Frank Stella was born in 1936 in Malden, Massachusetts. After graduating from Princeton University, he moved to New York and began his career with his renowned Black Paintings. Precursors to Minimalism, these paintings garnered immediate recognition: four were included in MoMA’s Sixteen Americans 1959 exhibition, and one was purchased for their permanent collection.
In 1960, Stella had his first solo show at the Leo Castelli Gallery in New York. Throughout the 60s and 70s, he was included in major exhibitions defining art of that time at the Whitney, The Jewish Museum, the Guggenheim, the Metropolitan and MoMA. In 1970, at the age of 34, Stella became the youngest artist to receive a full-scale retrospective at MoMA. In the 70s and 80s, Stella created important series such as the Brazilian and the Exotic Bird; in 1985, Stella began what came to be known as the Moby Dick series. Stella was given a second retrospective exhibition at MoMA in 1987, an act unprecedented for a living artist.
The 1990s produced two major series: Imaginary Places and the Heinrich von Kleist series. One of his largest outdoor sculptures, Prince Frederick of Homburg, was completed and installed outdoors at the National Gallery of Art in 2001. In 2007, the Metropolitan exhibited Frank Stella: Painting into Architecture and Frank Stella on the Roof. His more recent work of the Near East series, the Bali series and the Scarlatti Sonata Kirkpatrick series, Stella continues to work freely in three dimensions.
In 1983, he was appointed the Charles Eliot Norton Professor of Poetry at Harvard University. In 1986, these lectures were published under the title Working Space.

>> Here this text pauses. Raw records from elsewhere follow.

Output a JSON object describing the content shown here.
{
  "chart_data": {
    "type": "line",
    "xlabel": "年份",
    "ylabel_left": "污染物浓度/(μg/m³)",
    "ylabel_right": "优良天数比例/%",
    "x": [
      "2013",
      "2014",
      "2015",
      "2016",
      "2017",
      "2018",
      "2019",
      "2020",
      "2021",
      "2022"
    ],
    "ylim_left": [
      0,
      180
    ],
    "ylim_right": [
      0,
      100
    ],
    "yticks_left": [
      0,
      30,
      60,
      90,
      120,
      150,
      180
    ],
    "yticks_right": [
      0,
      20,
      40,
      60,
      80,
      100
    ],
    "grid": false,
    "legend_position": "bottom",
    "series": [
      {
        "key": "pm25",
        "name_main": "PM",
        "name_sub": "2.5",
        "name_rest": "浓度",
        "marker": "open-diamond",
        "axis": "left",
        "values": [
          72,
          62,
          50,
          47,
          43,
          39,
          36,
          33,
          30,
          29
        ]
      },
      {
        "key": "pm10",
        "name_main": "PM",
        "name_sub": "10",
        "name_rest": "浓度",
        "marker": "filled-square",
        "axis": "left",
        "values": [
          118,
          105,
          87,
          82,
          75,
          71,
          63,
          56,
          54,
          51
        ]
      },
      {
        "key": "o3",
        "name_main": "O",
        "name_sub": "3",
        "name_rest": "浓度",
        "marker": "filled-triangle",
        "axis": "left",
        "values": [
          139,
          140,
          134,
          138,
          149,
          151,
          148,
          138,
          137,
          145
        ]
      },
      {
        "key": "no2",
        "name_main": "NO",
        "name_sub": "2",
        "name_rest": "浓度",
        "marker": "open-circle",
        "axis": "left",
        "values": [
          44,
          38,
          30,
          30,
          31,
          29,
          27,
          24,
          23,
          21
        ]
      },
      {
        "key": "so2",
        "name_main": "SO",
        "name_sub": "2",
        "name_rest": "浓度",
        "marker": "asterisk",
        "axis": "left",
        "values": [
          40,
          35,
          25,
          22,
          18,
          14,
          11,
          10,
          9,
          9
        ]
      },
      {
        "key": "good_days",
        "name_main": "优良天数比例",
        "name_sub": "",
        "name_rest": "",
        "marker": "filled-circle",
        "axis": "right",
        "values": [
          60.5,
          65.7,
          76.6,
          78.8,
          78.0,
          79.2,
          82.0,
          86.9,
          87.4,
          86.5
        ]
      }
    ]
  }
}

Stella is the recipient of honorary degrees from Princeton, Bezalel Academy in Jerusalem, Dartmouth College and the Friedrich Schiller University in Germany. In 1989, he received the Ordre des Arts et des Letters from the French government. He was elected Honorary Royal Academician in 1993. In 2000, Stella was first American to have a dedicated gallery space within the Royal Academy’s Summer Exhibition in London Stella was awarded the National Medal of Arts by President Obama in 2009. In 2012, the Kunstmuseum Wolfsburg in Germany exhibited a retrospective of Stella’s works. A retrospective of Mr. Stella works were exhibited at the Whitney Museum of Art in 2015 and it traveled to Fort Worth and the de Young in San Francisco. The Madison Museum of Contemporary Art in Wisconsin exhibited a retrospective of Mr. Stella’s work in prints in 2016 in conjunction with the publication of the revised and updated catalogue raisonne. The exhibition traveled to the Addison Gallery in Massachusetts and the Montgomery Museum of Fine Arts, Alabama in 2017. Frank Stella: Experiment and Change opened at the NSU Art Museum in Fort Lauderdale, Florida in November 2017. The Aldrich Museum’s Frank Stella’s Stars opened in 2020 with installation both in and outdoors. A survey of Mr. Stella’s were on view at the Museum Wiesbaden in Germany where he was awarded the Alexj von Jawlensky Prize in 2022.